In summary, none of the options the Commission considers to allow for proving someone’s age accounts for the obstacles faced by different marginalized groups, leaving potentially millions of people across the EU unable to access crucial services and information, thereby undermining their fundamental rights. 

The question of which institutions will be able to verify ages is only one dimension when considering the ramification of approaches like the mini-ID wallet for accessibility and participation. Although often forgotten in policy discussions, not everyone has access to a personal device. Age verification methods like the mini-ID wallet, which are device dependent, can be a real obstacle to people who share devices, or users who access the internet through libraries, schools, or internet cafés, which do not accommodate the use of personal age verification apps. The average number of devices per household has been  found to correlate strongly with income and education levels, further underscoring the point that it is often those who are already on the margins of society who are at risk of being left behind by age verification mandates based on digital identities. 
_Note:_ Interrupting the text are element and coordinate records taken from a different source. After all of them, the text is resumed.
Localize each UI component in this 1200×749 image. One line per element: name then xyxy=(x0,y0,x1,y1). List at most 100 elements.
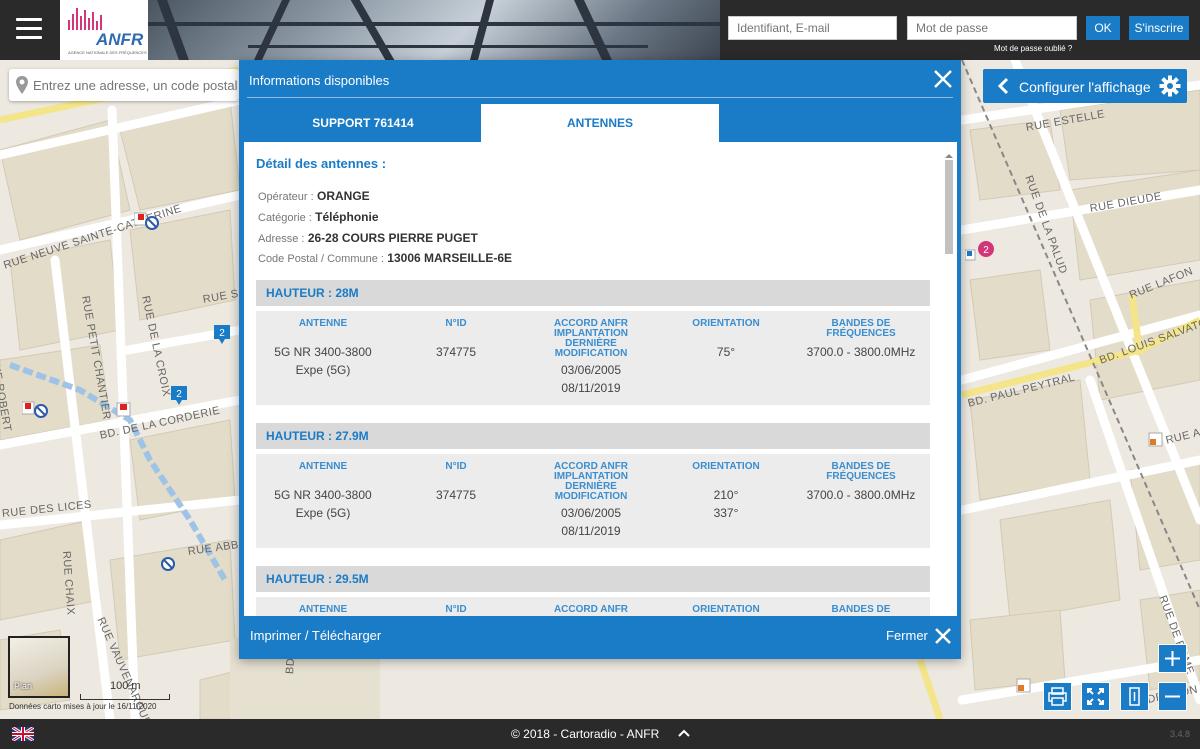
col-header-bandes: BANDES DE FRÉQUENCES xyxy=(826,461,896,482)
legend-button[interactable] xyxy=(1120,682,1149,711)
legend-icon xyxy=(1129,687,1140,706)
height-header: HAUTEUR : 27.9M xyxy=(256,423,930,449)
scrollbar-thumb[interactable] xyxy=(945,160,953,254)
top-bar: ANFR AGENCE NATIONALE DES FRÉQUENCES OK … xyxy=(0,0,1200,60)
copyright-text: © 2018 - Cartoradio - ANFR xyxy=(511,727,660,741)
anfr-logo[interactable]: ANFR AGENCE NATIONALE DES FRÉQUENCES xyxy=(60,0,148,60)
header-photo xyxy=(148,0,720,60)
bottom-bar: © 2018 - Cartoradio - ANFR 3.4.8 xyxy=(0,719,1200,749)
gear-icon xyxy=(1159,75,1181,97)
address-value: 26-28 COURS PIERRE PUGET xyxy=(307,231,478,245)
antenna-row: ANTENNE N°ID ACCORD ANFR IMPLANTATION DE… xyxy=(256,454,930,548)
col-header-id: N°ID xyxy=(445,461,467,472)
height-header: HAUTEUR : 28M xyxy=(256,280,930,306)
antenna-marker[interactable] xyxy=(116,402,132,418)
print-download-link[interactable]: Imprimer / Télécharger xyxy=(250,628,381,643)
basemap-plan-toggle[interactable]: Plan xyxy=(8,636,70,698)
cluster-count: 2 xyxy=(983,245,989,256)
postal-line: Code Postal / Commune : 13006 MARSEILLE-… xyxy=(258,251,513,265)
menu-icon[interactable] xyxy=(16,18,42,40)
bandes-value: 3700.0 - 3800.0MHz xyxy=(806,488,916,502)
height-header: HAUTEUR : 29.5M xyxy=(256,566,930,592)
version-label: 3.4.8 xyxy=(1170,729,1191,739)
cluster-count: 2 xyxy=(219,328,225,339)
register-button[interactable]: S'inscrire xyxy=(1129,16,1189,40)
password-input[interactable] xyxy=(907,16,1077,40)
dates-value: 03/06/2005 08/11/2019 xyxy=(560,363,622,395)
forgot-password-link[interactable]: Mot de passe oublié ? xyxy=(994,44,1072,53)
zoom-out-button[interactable] xyxy=(1158,682,1187,711)
tab-antennes[interactable]: ANTENNES xyxy=(481,104,719,142)
info-modal: Informations disponibles SUPPORT 761414 … xyxy=(239,60,961,659)
antenna-row: ANTENNE N°ID ACCORD ANFR IMPLANTATION DE… xyxy=(256,311,930,405)
chevron-left-icon xyxy=(997,77,1009,95)
fullscreen-button[interactable] xyxy=(1081,682,1110,711)
print-button[interactable] xyxy=(1043,682,1072,711)
logo-bars-icon xyxy=(68,8,108,30)
close-link[interactable]: Fermer xyxy=(886,628,928,643)
zoom-in-button[interactable] xyxy=(1158,644,1187,673)
col-header-bandes: BANDES DE xyxy=(831,604,891,615)
login-input[interactable] xyxy=(728,16,897,40)
col-header-orientation: ORIENTATION xyxy=(692,604,760,615)
ok-button[interactable]: OK xyxy=(1086,16,1120,40)
antenna-marker[interactable] xyxy=(22,400,50,420)
col-header-id: N°ID xyxy=(445,604,467,615)
scroll-up-arrow-icon[interactable] xyxy=(945,154,953,158)
address-search xyxy=(9,69,239,101)
col-header-orientation: ORIENTATION xyxy=(692,318,760,329)
col-header-accord: ACCORD ANFR xyxy=(553,604,629,615)
printer-icon xyxy=(1048,687,1067,706)
col-header-accord: ACCORD ANFR IMPLANTATION DERNIÈRE MODIFI… xyxy=(553,318,629,359)
antenna-marker[interactable] xyxy=(1016,678,1032,694)
id-value: 374775 xyxy=(435,488,477,502)
address-line: Adresse : 26-28 COURS PIERRE PUGET xyxy=(258,231,478,245)
orientation-value: 210° 337° xyxy=(713,488,739,520)
fullscreen-icon xyxy=(1087,688,1104,705)
plus-icon xyxy=(1165,651,1180,666)
close-icon[interactable] xyxy=(933,626,953,646)
bandes-value: 3700.0 - 3800.0MHz xyxy=(806,345,916,359)
antenna-marker[interactable] xyxy=(160,556,176,572)
logo-subtitle: AGENCE NATIONALE DES FRÉQUENCES xyxy=(68,50,147,55)
category-value: Téléphonie xyxy=(315,210,379,224)
configure-display-label: Configurer l'affichage xyxy=(1019,79,1151,95)
col-header-id: N°ID xyxy=(445,318,467,329)
id-value: 374775 xyxy=(435,345,477,359)
search-input[interactable] xyxy=(33,69,239,101)
cluster-count: 2 xyxy=(176,389,182,400)
uk-flag-icon[interactable] xyxy=(12,727,34,741)
modal-title: Informations disponibles xyxy=(249,73,390,88)
logo-text: ANFR xyxy=(96,30,144,49)
dates-value: 03/06/2005 08/11/2019 xyxy=(560,506,622,538)
antenne-value: 5G NR 3400-3800 Expe (5G) xyxy=(274,345,372,377)
chevron-up-icon[interactable] xyxy=(678,728,690,738)
antenna-marker[interactable] xyxy=(1148,432,1164,448)
antennas-panel[interactable]: Détail des antennes : Opérateur : ORANGE… xyxy=(244,142,957,616)
antenna-marker[interactable]: 2 xyxy=(965,240,997,266)
antenna-marker[interactable] xyxy=(134,212,160,232)
location-pin-icon xyxy=(16,76,28,94)
antenna-row: ANTENNE N°ID ACCORD ANFR ORIENTATION BAN… xyxy=(256,597,930,616)
configure-display-button[interactable]: Configurer l'affichage xyxy=(983,69,1187,103)
antenne-value: 5G NR 3400-3800 Expe (5G) xyxy=(274,488,372,520)
detail-title: Détail des antennes : xyxy=(256,156,387,171)
col-header-antenne: ANTENNE xyxy=(298,318,348,329)
col-header-bandes: BANDES DE FRÉQUENCES xyxy=(826,318,896,339)
col-header-antenne: ANTENNE xyxy=(298,461,348,472)
operator-line: Opérateur : ORANGE xyxy=(258,189,370,203)
scrollbar[interactable] xyxy=(944,154,954,614)
scale-bar xyxy=(80,694,170,700)
scale-label: 100 m xyxy=(110,680,141,692)
cluster-marker[interactable]: 2 xyxy=(213,324,231,346)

This is why we need to push back against age verification mandates. Not because child safety is not a concern – it is. But because age verification mandates risk undermining crucial access to digital services, eroding privacy and data protection, and limiting the freedom of expression. Instead, we must ensure that the internet remains a space where all voices can be heard, free from discrimination, and where we do not have to share sensitive personal data to access information and connect with each other.